A key regulatory concern raised was the state’s potential to limit counties’ authority over land use through new legislation, particularly House Bill 765. This bill, if enacted, could strip counties of their ability to regulate the siting and use of land, effectively replacing local discretion with a statewide, one-size-fits-all approach. The commissioners expressed strong opposition to this idea, emphasizing that local leaders are better equipped to make land-use decisions tailored to their community’s needs. The board acknowledged the importance of maintaining local control and voiced support for drafting a formal letter of opposition to the proposed legislation.

“I’m personally against the state having the authority to one-shoe-fits-all for every 100 counties in this state. Each county has their elected officials that are voted on by the taxpayers of the county and they need to have some stake in the game and we need to make the decisions that the people that are voting us in office want made and not the people in Raleigh making it for us in the county,” said Chairman Edwards.

Additional questions arose around property depreciation schedules and whether landowners with solar farms pay taxes on the underlying land.
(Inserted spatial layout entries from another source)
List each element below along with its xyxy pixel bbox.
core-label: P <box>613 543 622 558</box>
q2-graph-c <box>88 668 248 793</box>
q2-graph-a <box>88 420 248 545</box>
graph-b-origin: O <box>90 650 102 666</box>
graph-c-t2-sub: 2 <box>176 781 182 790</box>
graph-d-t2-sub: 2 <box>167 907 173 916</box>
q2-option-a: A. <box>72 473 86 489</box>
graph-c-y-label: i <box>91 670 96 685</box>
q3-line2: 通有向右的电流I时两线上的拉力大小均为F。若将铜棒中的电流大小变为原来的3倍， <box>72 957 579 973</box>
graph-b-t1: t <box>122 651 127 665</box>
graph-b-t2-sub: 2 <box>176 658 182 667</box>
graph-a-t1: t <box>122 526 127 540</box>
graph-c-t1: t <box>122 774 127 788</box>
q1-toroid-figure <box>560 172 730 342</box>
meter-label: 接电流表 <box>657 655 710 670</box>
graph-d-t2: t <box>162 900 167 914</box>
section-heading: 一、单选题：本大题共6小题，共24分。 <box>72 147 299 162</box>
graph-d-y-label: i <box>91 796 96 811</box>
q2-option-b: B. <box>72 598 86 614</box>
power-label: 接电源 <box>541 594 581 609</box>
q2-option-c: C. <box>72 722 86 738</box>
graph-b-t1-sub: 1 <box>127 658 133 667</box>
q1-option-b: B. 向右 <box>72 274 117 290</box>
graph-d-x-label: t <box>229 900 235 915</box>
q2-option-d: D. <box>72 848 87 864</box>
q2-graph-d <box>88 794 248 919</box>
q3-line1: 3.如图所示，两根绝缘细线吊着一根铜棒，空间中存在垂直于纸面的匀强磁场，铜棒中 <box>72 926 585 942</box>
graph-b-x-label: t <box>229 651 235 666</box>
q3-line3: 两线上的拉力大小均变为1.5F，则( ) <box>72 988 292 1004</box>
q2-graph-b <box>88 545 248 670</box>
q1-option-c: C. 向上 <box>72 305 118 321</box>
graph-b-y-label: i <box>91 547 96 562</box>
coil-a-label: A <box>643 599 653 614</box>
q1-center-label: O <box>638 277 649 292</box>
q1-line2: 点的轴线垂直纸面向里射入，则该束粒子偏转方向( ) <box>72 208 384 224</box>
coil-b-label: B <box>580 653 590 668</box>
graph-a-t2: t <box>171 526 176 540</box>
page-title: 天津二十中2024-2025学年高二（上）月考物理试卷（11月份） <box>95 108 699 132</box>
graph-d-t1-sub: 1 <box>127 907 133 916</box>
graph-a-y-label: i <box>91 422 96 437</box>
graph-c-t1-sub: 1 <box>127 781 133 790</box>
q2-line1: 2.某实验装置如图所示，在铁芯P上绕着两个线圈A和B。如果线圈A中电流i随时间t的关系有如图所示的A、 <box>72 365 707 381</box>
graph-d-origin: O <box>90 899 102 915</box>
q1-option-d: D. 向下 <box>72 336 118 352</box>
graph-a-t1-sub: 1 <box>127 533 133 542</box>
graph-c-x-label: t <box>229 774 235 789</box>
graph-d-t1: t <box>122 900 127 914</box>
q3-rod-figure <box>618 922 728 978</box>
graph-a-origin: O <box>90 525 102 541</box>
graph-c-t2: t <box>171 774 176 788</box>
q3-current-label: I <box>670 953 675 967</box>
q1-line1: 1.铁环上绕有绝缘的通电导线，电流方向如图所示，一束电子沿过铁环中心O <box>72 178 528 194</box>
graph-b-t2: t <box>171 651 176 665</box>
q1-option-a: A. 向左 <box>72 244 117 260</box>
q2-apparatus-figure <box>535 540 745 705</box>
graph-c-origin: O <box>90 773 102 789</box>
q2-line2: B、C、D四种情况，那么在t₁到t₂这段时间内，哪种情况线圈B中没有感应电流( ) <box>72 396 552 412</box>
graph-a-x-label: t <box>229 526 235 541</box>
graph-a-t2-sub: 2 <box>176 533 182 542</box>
It was confirmed that depreciation of solar equipment typically follows an 18-year schedule and never drops below 25% of the original value. Landowners still pay taxes on the land itself, with valuations for solar fields and adjacent farmland being similar in method, though exact figures were not available during the meeting.

Commissioners also revisited the history of solar development in the county, noting that federal and state incentives initially drove landowners to convert farmland into solar projects. Some board members expressed frustration that these decisions were influenced by state and federal programs without sufficient input from county governments. Commissioner Dowe requested that any future study on solar farms include both advantages and disadvantages to ensure a well-rounded understanding of their impact. Ultimately, the board agreed to revisit the issue at the next meeting.